UCLA study finds even short-term vaping poses significant risk to health
(Cat Nordstrom/Daily Bruin)
By Eva Danesh
Aug. 21, 2021 12:44 p.m.
This post was updated Aug. 22 at 7:40 p.m.
Vaping for a short period of time causes immediate harmful physiological changes that can lead to chronic diseases, such as lung disease and cancer, according to a new UCLA study.
The study published Aug. 9 found that puffing on a vaping device for 30 minutes causes a measurable increase in the oxidative stress levels of nonhabitual e-cigarette or tobacco cigarette users. Oxidative stress is a well-known risk factor for heart disease, lung disease, cancer and accelerated aging, according to Dr. Holly Middlekauff, one of the authors of the study and a professor of medicine in the cardiology division at the David Geffen School of Medicine.
This increase in oxidative stress was not seen in chronic smokers and chronic vapers, likely because they already have a higher level of oxidative stress from long-term exposure, Middlekauff said.
Middlekauff added that while many know that smoking causes lung disease and cancers, the effects on the heart are often overlooked. Nearly 20% of cardiovascular disease deaths in the U.S. are due to cigarette smoking, according to the American Heart Association.

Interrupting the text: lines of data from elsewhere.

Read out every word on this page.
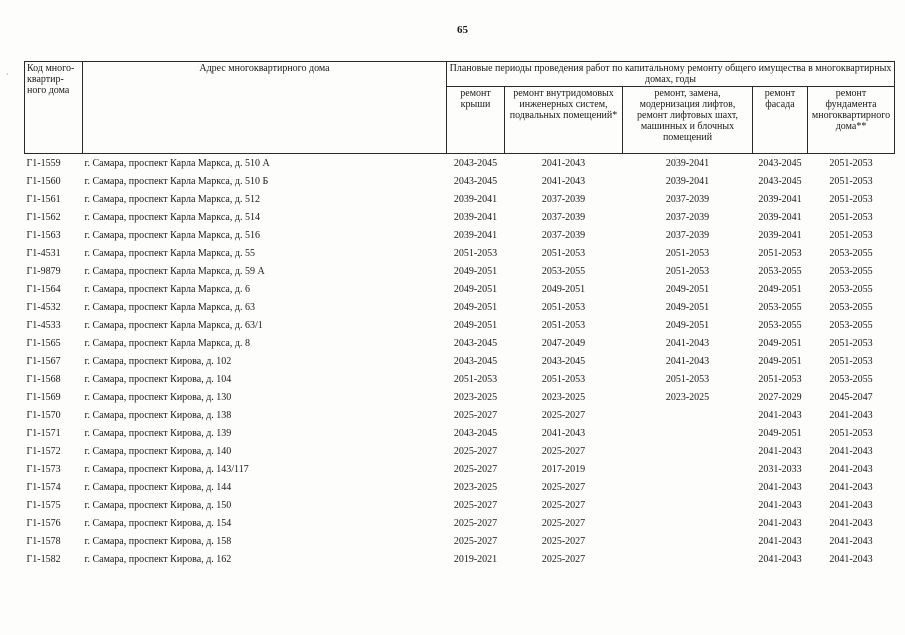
65
Код много-квартир-ного дома	Адрес многоквартирного дома	Плановые периоды проведения работ по капитальному ремонту общего имущества в многоквартирных домах, годы				
		ремонт крыши	ремонт внутридомовых инженерных систем, подвальных помещений*	ремонт, замена, модернизация лифтов, ремонт лифтовых шахт, машинных и блочных помещений	ремонт фасада	ремонт фундамента многоквартирного дома**
Г1-1559	г. Самара, проспект Карла Маркса, д. 510 А	2043-2045	2041-2043	2039-2041	2043-2045	2051-2053
Г1-1560	г. Самара, проспект Карла Маркса, д. 510 Б	2043-2045	2041-2043	2039-2041	2043-2045	2051-2053
Г1-1561	г. Самара, проспект Карла Маркса, д. 512	2039-2041	2037-2039	2037-2039	2039-2041	2051-2053
Г1-1562	г. Самара, проспект Карла Маркса, д. 514	2039-2041	2037-2039	2037-2039	2039-2041	2051-2053
Г1-1563	г. Самара, проспект Карла Маркса, д. 516	2039-2041	2037-2039	2037-2039	2039-2041	2051-2053
Г1-4531	г. Самара, проспект Карла Маркса, д. 55	2051-2053	2051-2053	2051-2053	2051-2053	2053-2055
Г1-9879	г. Самара, проспект Карла Маркса, д. 59 А	2049-2051	2053-2055	2051-2053	2053-2055	2053-2055
Г1-1564	г. Самара, проспект Карла Маркса, д. 6	2049-2051	2049-2051	2049-2051	2049-2051	2053-2055
Г1-4532	г. Самара, проспект Карла Маркса, д. 63	2049-2051	2051-2053	2049-2051	2053-2055	2053-2055
Г1-4533	г. Самара, проспект Карла Маркса, д. 63/1	2049-2051	2051-2053	2049-2051	2053-2055	2053-2055
Г1-1565	г. Самара, проспект Карла Маркса, д. 8	2043-2045	2047-2049	2041-2043	2049-2051	2051-2053
Г1-1567	г. Самара, проспект Кирова, д. 102	2043-2045	2043-2045	2041-2043	2049-2051	2051-2053
Г1-1568	г. Самара, проспект Кирова, д. 104	2051-2053	2051-2053	2051-2053	2051-2053	2053-2055
Г1-1569	г. Самара, проспект Кирова, д. 130	2023-2025	2023-2025	2023-2025	2027-2029	2045-2047
Г1-1570	г. Самара, проспект Кирова, д. 138	2025-2027	2025-2027		2041-2043	2041-2043
Г1-1571	г. Самара, проспект Кирова, д. 139	2043-2045	2041-2043		2049-2051	2051-2053
Г1-1572	г. Самара, проспект Кирова, д. 140	2025-2027	2025-2027		2041-2043	2041-2043
Г1-1573	г. Самара, проспект Кирова, д. 143/117	2025-2027	2017-2019		2031-2033	2041-2043
Г1-1574	г. Самара, проспект Кирова, д. 144	2023-2025	2025-2027		2041-2043	2041-2043
Г1-1575	г. Самара, проспект Кирова, д. 150	2025-2027	2025-2027		2041-2043	2041-2043
Г1-1576	г. Самара, проспект Кирова, д. 154	2025-2027	2025-2027		2041-2043	2041-2043
Г1-1578	г. Самара, проспект Кирова, д. 158	2025-2027	2025-2027		2041-2043	2041-2043
Г1-1582	г. Самара, проспект Кирова, д. 162	2019-2021	2025-2027		2041-2043	2041-2043
·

A similar UCLA study from July found that vaping an e-hookah for one 30-minute session increased stiffness of the arteries in healthy young adult chronic hookah smokers. Stiffening of the arteries can increase people’s risk for cardiovascular disease later in life, said Mary Rezk-Hanna, a co-author of the study and assistant professor at the School of Nursing.
These studies show that it only takes a short vaping session to increase one’s risk of developing harmful diseases.
“We don’t tell our patients, for example, it’s okay to smoke a little bit,” Middlekauff said. “We don’t want you to smoke at all.”
Nearly 15% of 18- to 25-year-olds in California, approximately 682,000 people, reported using e-cigarettes in 2018 according to a June 2020 brief from the UCLA Center for Health Policy Research.
Ying-Ying Meng, co-author of the brief and co-director of the Chronic Disease Program at the UCLA Center for Health Policy Research, said vaping is especially dangerous for those under 25 years old as it can harm brain development and lead to several chronic diseases.
Many researchers, including Middlekauff and Meng, say the wide variety of vape flavors drives the popularity of e-cigarettes among young adults who would never smoke traditional tobacco cigarettes. Rezk-Hanna said it is likely because flavoring masks the harshness of nicotine.
Amay Shah, internal president of Bruins Public Health, said many students engage in vaping in social settings.
However, even occasionally vaping in social settings can expose people to oxidative stress that may eventually lead to chronic disease, Middlekauff said.
Shah also said he has seen fellow UCLA students become addicted to e-cigarettes.
“It’s definitely taking over people’s lives to the point where people who are trying to quit vaping (will) throw away their vape and then hours later they go back and pick it out of the trash,” said Shah, a third-year human biology and society and microbiology, immunology and molecular genetics student.
There is clear research on the benefits of tobacco smoking cessation, Rezk-Hanna said.
“Almost immediately after stopping (smoking) a cigarette, our heart rate and blood pressure goes back to close to baseline,” Rezk-Hanna said. “The longer someone continues the cessation process, the more healthy their body becomes.”
Even though the risk of developing cancer is still present, the risk of a heart attack or sudden death declines very rapidly after someone quits smoking, Middlekauff said.
“It’s never too late to stop smoking,” Middlekauff said.
Individuals seeking to quit smoking tobacco cigarettes should not simply switch to e-cigarettes without analyzing the risks, Rezk-Hanna said.
“That’s an important message for someone who needs to make a decision. They should make an informed decision on using this product and know that (an e-cigarette containing) nicotine is highly addictive,” Rezk-Hanna said.
Middlekauff said the simplest way to decrease one’s chances of developing these negative health consequences is to never start smoking or vaping.
“Smoking is the one risk factor that one can control. You can choose not to smoke. You can’t change your genes or you can’t change the aging process, but you can decide whether or not to smoke, and it’s the most important manageable risk factor,” Middlekauff said.